Add more than 256 steps to a cluster - Amazon EMR

Add more than 256 steps to a cluster

With AMI 3.1.1 (Hadoop 2.x) or later and AMI 2.4.8 (Hadoop 1.x) or later, you can submit an unlimited number of steps over the lifetime of a long-running cluster. However, only 256 steps can be PENDING or RUNNING at any given time. For earlier AMI versions, the total number of steps that can be processed by a cluster is limited to 256, including system steps such as install Hive and install Pig. For more information, see Submit work to a cluster.

You can use one of several methods to overcome the 256-step limit in AMI versions earlier than 3.1.1 and 2.4.8:

  1. Have each step submit several jobs to Hadoop. This does not allow you unlimited steps in AMI versions earlier than 3.1.1 and 2.4.8, but it is the easiest solution if you need a fixed number of steps greater than 256.

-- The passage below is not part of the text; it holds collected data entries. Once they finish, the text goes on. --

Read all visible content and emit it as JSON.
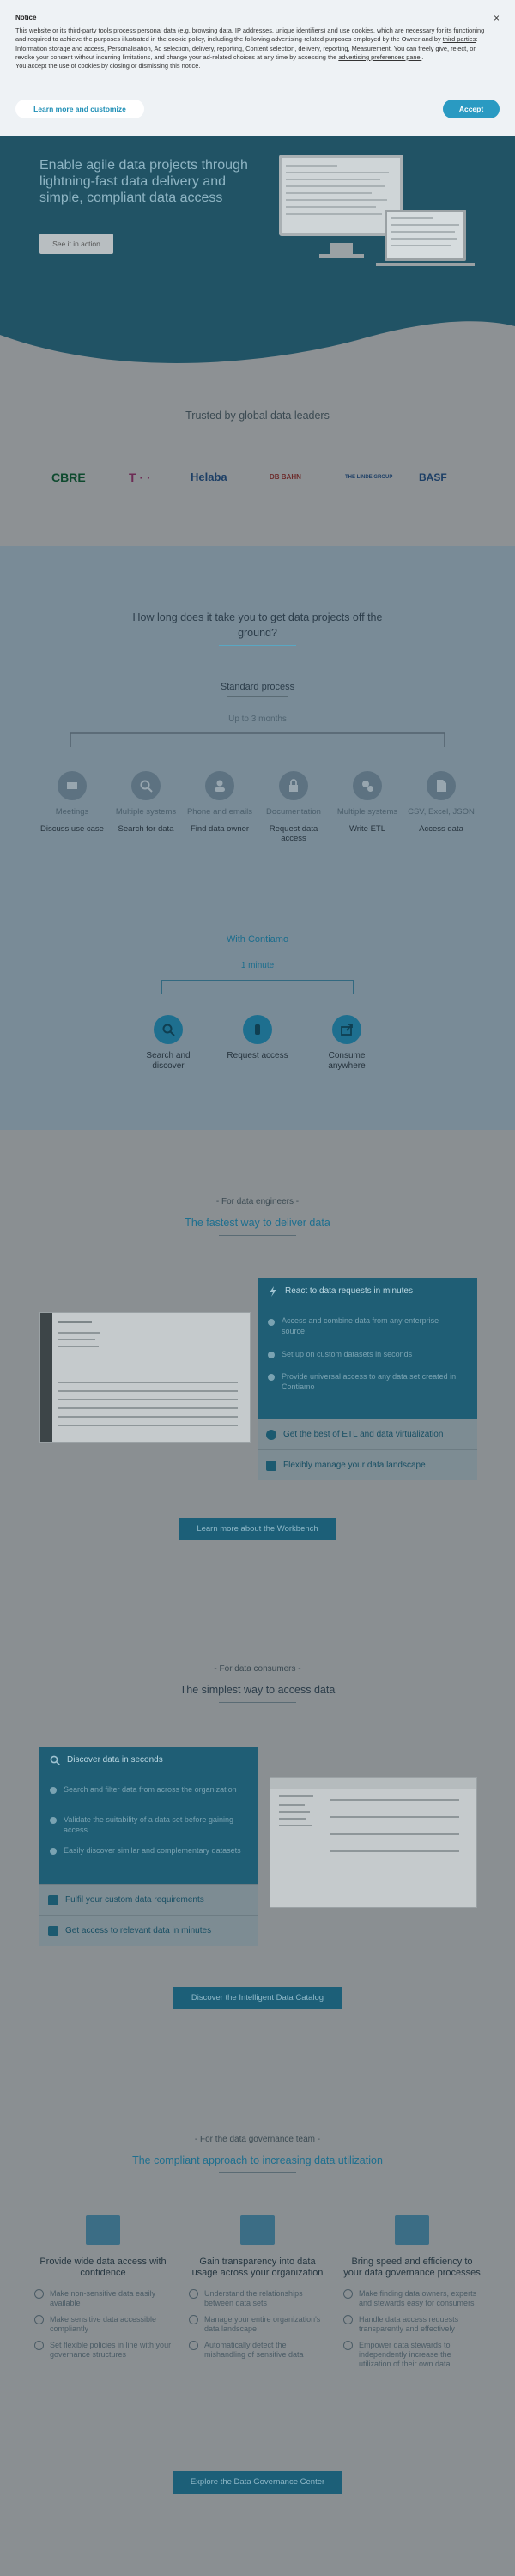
{
  "notice": {
    "title": "Notice",
    "close": "×",
    "text_1": "This website or its third-party tools process personal data (e.g. browsing data, IP addresses, unique identifiers) and use cookies, which are necessary for its functioning and required to achieve the purposes illustrated in the cookie policy, including the following advertising-related purposes employed by the Owner and by ",
    "third_parties": "third parties",
    "text_2": ": Information storage and access, Personalisation, Ad selection, delivery, reporting, Content selection, delivery, reporting, Measurement. You can freely give, reject, or revoke your consent without incurring limitations, and change your ad-related choices at any time by accessing the ",
    "adv_prefs": "advertising preferences panel",
    "text_3": ".",
    "text_4": "You accept the use of cookies by closing or dismissing this notice.",
    "learn_more": "Learn more and customize",
    "accept": "Accept"
  },
  "hero": {
    "title": "Enable agile data projects through lightning-fast data delivery and simple, compliant data access",
    "cta": "See it in action"
  },
  "trusted": {
    "title": "Trusted by global data leaders",
    "logos": [
      "CBRE",
      "T · ·",
      "Helaba",
      "DB BAHN",
      "THE LINDE GROUP",
      "BASF"
    ]
  },
  "howlong": {
    "title_line1": "How long does it take you to get data projects off the",
    "title_line2": "ground?",
    "standard": "Standard process",
    "duration": "Up to 3 months",
    "steps": [
      {
        "label": "Meetings",
        "sub": "Discuss use case"
      },
      {
        "label": "Multiple systems",
        "sub": "Search for data"
      },
      {
        "label": "Phone and emails",
        "sub": "Find data owner"
      },
      {
        "label": "Documentation",
        "sub": "Request data access"
      },
      {
        "label": "Multiple systems",
        "sub": "Write ETL"
      },
      {
        "label": "CSV, Excel, JSON",
        "sub": "Access data"
      }
    ],
    "with": "With Contiamo",
    "with_duration": "1 minute",
    "csteps": [
      "Search and discover",
      "Request access",
      "Consume anywhere"
    ]
  },
  "engineers": {
    "pre": "- For data engineers -",
    "title": "The fastest way to deliver data",
    "box_head": "React to data requests in minutes",
    "bullets": [
      "Access and combine data from any enterprise source",
      "Set up on custom datasets in seconds",
      "Provide universal access to any data set created in Contiamo"
    ],
    "row1": "Get the best of ETL and data virtualization",
    "row2": "Flexibly manage your data landscape",
    "cta": "Learn more about the Workbench"
  },
  "consumers": {
    "pre": "- For data consumers -",
    "title": "The simplest way to access data",
    "box_head": "Discover data in seconds",
    "bullets": [
      "Search and filter data from across the organization",
      "Validate the suitability of a data set before gaining access",
      "Easily discover similar and complementary datasets"
    ],
    "row1": "Fulfil your custom data requirements",
    "row2": "Get access to relevant data in minutes",
    "cta": "Discover the Intelligent Data Catalog"
  },
  "governance": {
    "pre": "- For the data governance team -",
    "title": "The compliant approach to increasing data utilization",
    "cols": [
      {
        "title": "Provide wide data access with confidence",
        "bullets": [
          "Make non-sensitive data easily available",
          "Make sensitive data accessible compliantly",
          "Set flexible policies in line with your governance structures"
        ]
      },
      {
        "title": "Gain transparency into data usage across your organization",
        "bullets": [
          "Understand the relationships between data sets",
          "Manage your entire organization's data landscape",
          "Automatically detect the mishandling of sensitive data"
        ]
      },
      {
        "title": "Bring speed and efficiency to your data governance processes",
        "bullets": [
          "Make finding data owners, experts and stewards easy for consumers",
          "Handle data access requests transparently and effectively",
          "Empower data stewards to independently increase the utilization of their own data"
        ]
      }
    ],
    "cta": "Explore the Data Governance Center"
  },
  "colors": {
    "accent": "#2a9ac2",
    "dark_teal": "#1f5e75"
  }
}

  2. Write a workflow program that runs in a step on a long-running cluster and submits jobs to Hadoop. The workflow program can do one of the following:

    • Listen to an Amazon SQS queue to receive information about new steps to run.

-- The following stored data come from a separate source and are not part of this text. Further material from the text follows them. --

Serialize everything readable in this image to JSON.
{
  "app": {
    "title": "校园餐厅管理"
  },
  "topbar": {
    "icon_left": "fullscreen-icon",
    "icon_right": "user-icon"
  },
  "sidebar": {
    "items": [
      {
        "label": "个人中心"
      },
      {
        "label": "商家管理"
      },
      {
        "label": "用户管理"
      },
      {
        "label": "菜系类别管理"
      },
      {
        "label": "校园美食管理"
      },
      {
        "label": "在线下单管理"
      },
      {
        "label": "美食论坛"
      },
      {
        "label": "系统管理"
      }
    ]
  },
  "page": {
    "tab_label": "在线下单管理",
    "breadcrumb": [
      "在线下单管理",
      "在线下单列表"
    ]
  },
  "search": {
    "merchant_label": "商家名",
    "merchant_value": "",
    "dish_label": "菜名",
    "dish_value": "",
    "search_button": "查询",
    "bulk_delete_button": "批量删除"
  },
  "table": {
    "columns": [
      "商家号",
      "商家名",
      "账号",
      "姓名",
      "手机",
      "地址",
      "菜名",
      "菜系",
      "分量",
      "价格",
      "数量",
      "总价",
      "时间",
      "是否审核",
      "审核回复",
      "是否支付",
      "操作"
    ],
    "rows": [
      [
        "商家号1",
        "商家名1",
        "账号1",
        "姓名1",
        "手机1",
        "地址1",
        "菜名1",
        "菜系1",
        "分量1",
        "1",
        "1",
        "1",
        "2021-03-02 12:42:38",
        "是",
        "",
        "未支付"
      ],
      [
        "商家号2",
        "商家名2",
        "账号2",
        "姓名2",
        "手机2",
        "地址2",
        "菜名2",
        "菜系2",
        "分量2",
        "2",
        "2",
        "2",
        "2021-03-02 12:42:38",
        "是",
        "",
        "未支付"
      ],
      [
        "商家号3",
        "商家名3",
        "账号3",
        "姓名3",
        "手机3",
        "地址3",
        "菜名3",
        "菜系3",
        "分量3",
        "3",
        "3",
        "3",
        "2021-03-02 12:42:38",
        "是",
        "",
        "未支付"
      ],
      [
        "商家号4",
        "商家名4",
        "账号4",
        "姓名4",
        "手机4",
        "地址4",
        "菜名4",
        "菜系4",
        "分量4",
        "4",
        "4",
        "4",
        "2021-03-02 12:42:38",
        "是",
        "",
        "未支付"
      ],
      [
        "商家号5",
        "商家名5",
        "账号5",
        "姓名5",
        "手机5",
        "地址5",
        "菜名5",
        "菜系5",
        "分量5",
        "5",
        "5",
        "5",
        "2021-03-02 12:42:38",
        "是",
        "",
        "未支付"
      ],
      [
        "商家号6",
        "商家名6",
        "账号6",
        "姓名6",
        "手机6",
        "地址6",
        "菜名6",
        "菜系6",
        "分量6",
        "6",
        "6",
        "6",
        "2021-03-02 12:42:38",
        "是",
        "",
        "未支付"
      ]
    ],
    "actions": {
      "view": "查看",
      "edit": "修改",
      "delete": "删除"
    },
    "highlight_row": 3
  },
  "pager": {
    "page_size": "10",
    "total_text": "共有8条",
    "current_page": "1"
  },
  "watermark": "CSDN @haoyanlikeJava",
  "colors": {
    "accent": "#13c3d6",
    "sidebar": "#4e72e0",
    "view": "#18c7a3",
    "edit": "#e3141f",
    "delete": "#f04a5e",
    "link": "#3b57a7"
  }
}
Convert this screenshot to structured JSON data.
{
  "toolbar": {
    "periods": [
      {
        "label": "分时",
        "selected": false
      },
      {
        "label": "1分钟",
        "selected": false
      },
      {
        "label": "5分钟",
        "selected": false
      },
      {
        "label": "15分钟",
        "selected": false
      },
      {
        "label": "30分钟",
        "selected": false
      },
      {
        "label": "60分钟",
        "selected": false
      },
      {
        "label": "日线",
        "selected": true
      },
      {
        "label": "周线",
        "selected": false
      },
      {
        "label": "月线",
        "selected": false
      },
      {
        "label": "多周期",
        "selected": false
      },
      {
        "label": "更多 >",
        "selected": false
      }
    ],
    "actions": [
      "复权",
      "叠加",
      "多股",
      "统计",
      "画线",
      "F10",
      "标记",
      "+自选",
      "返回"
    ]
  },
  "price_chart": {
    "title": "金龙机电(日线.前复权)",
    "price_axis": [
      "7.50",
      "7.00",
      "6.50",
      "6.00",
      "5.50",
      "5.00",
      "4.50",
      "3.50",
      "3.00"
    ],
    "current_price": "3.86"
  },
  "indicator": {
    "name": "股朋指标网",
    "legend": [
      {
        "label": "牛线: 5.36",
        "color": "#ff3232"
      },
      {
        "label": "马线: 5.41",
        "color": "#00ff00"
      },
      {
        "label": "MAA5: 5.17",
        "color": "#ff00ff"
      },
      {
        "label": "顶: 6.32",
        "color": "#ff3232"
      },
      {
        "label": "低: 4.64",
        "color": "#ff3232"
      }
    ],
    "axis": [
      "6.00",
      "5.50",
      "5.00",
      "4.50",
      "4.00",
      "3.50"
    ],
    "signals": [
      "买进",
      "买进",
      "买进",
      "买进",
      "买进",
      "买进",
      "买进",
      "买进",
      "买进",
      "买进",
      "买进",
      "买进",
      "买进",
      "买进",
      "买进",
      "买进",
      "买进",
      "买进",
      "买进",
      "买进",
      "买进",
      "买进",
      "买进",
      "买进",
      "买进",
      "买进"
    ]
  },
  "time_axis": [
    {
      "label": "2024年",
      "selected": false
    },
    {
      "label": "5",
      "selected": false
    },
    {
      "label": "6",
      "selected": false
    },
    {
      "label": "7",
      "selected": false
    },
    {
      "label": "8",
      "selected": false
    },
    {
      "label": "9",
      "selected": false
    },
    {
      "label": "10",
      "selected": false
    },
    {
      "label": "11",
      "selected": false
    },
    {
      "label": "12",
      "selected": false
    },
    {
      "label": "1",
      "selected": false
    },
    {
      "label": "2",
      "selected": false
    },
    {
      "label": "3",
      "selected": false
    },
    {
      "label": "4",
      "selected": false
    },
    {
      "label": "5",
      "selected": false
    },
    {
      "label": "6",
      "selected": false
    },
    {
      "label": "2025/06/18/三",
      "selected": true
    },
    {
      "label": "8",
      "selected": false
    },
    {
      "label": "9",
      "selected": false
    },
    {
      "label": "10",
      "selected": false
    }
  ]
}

    • Check an Amazon S3 bucket on a regular schedule for files containing information about the new steps to run.

  3. Write a workflow program that runs on an Amazon EC2 instance outside Amazon EMR and submits jobs to your long-running clusters using SSH.

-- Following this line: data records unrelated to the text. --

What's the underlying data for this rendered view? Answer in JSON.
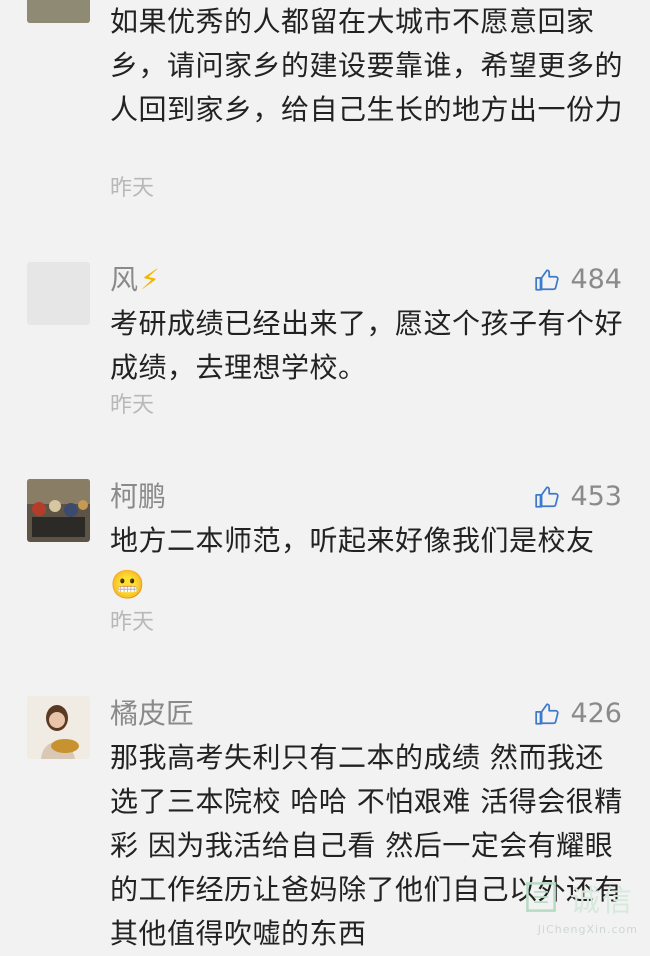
{
  "comments": [
    {
      "name": "",
      "likes": "",
      "text": "如果优秀的人都留在大城市不愿意回家乡，请问家乡的建设要靠谁，希望更多的人回到家乡，给自己生长的地方出一份力",
      "time": "昨天"
    },
    {
      "name": "风",
      "name_emoji": "⚡",
      "likes": "484",
      "text": "考研成绩已经出来了，愿这个孩子有个好成绩，去理想学校。",
      "time": "昨天"
    },
    {
      "name": "柯鹏",
      "likes": "453",
      "text": "地方二本师范，听起来好像我们是校友",
      "emoji": "😬",
      "time": "昨天"
    },
    {
      "name": "橘皮匠",
      "likes": "426",
      "text": "那我高考失利只有二本的成绩 然而我还选了三本院校 哈哈 不怕艰难 活得会很精彩 因为我活给自己看 然后一定会有耀眼的工作经历让爸妈除了他们自己以外还有其他值得吹嘘的东西",
      "time": ""
    }
  ],
  "watermark": {
    "text": "诚信",
    "sub": "JiChengXin.com"
  },
  "colors": {
    "background": "#f2f2f2",
    "text": "#222222",
    "meta": "#8a8a8a",
    "time": "#b8b8b8"
  }
}
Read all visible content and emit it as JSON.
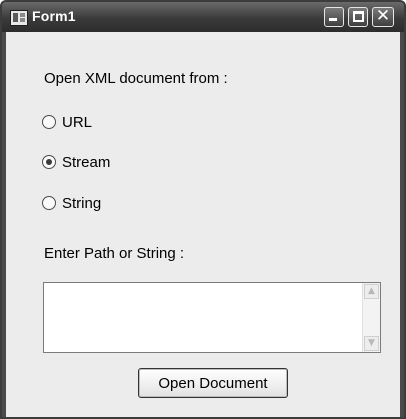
{
  "window": {
    "title": "Form1",
    "icon": "form-app-icon",
    "controls": [
      "minimize-icon",
      "maximize-icon",
      "close-icon"
    ],
    "close_glyph": "✕"
  },
  "form": {
    "source_prompt": "Open XML document from :",
    "source_options": [
      {
        "label": "URL",
        "selected": false
      },
      {
        "label": "Stream",
        "selected": true
      },
      {
        "label": "String",
        "selected": false
      }
    ],
    "path_prompt": "Enter Path or String :",
    "path_value": "",
    "scroll_up_glyph": "▲",
    "scroll_down_glyph": "▼",
    "open_button_label": "Open Document"
  }
}
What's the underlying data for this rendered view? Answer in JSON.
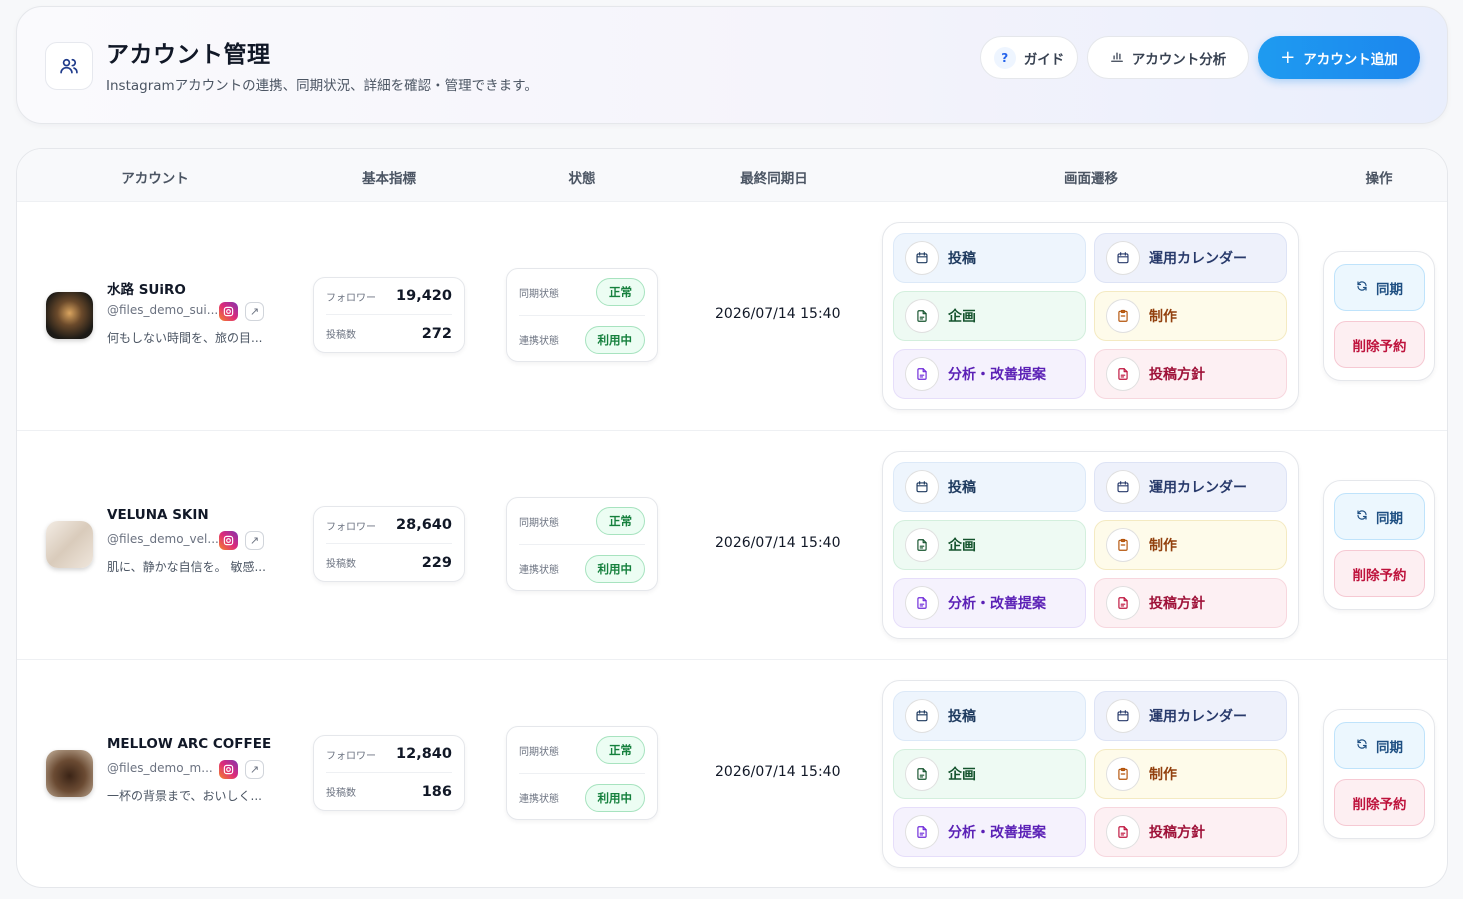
{
  "header": {
    "title": "アカウント管理",
    "subtitle": "Instagramアカウントの連携、同期状況、詳細を確認・管理できます。",
    "guide_label": "ガイド",
    "analytics_label": "アカウント分析",
    "add_label": "アカウント追加"
  },
  "table": {
    "columns": {
      "account": "アカウント",
      "metrics": "基本指標",
      "status": "状態",
      "last_sync": "最終同期日",
      "nav": "画面遷移",
      "ops": "操作"
    },
    "labels": {
      "followers": "フォロワー",
      "posts": "投稿数",
      "sync_state": "同期状態",
      "link_state": "連携状態"
    },
    "nav_labels": {
      "post": "投稿",
      "calendar": "運用カレンダー",
      "plan": "企画",
      "production": "制作",
      "analysis": "分析・改善提案",
      "policy": "投稿方針"
    },
    "op_labels": {
      "sync": "同期",
      "delete": "削除予約"
    },
    "rows": [
      {
        "name": "水路 SUiRO",
        "handle": "@files_demo_sui...",
        "description": "何もしない時間を、旅の目...",
        "followers": "19,420",
        "posts": "272",
        "sync_status": "正常",
        "link_status": "利用中",
        "last_sync": "2026/07/14 15:40"
      },
      {
        "name": "VELUNA SKIN",
        "handle": "@files_demo_vel...",
        "description": "肌に、静かな自信を。 敏感...",
        "followers": "28,640",
        "posts": "229",
        "sync_status": "正常",
        "link_status": "利用中",
        "last_sync": "2026/07/14 15:40"
      },
      {
        "name": "MELLOW ARC COFFEE",
        "handle": "@files_demo_m...",
        "description": "一杯の背景まで、おいしく...",
        "followers": "12,840",
        "posts": "186",
        "sync_status": "正常",
        "link_status": "利用中",
        "last_sync": "2026/07/14 15:40"
      }
    ]
  }
}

  4. Connect to your long-running cluster via SSH and submit Hadoop jobs using the Hadoop API. For more information, see

  5. Connect to the master node and submit jobs to the cluster. You can connect using an SSH client, such as PuTTY or OpenSSH, and manually submit jobs to the cluster, or you can use the ssh subcommand in the AWS CLI to both connect and submit jobs. For more information about establishing an SSH connection with the master node, see Connect to the master node using SSH. For more information about interactively submitting Hadoop jobs, see Submit Hadoop jobs interactively.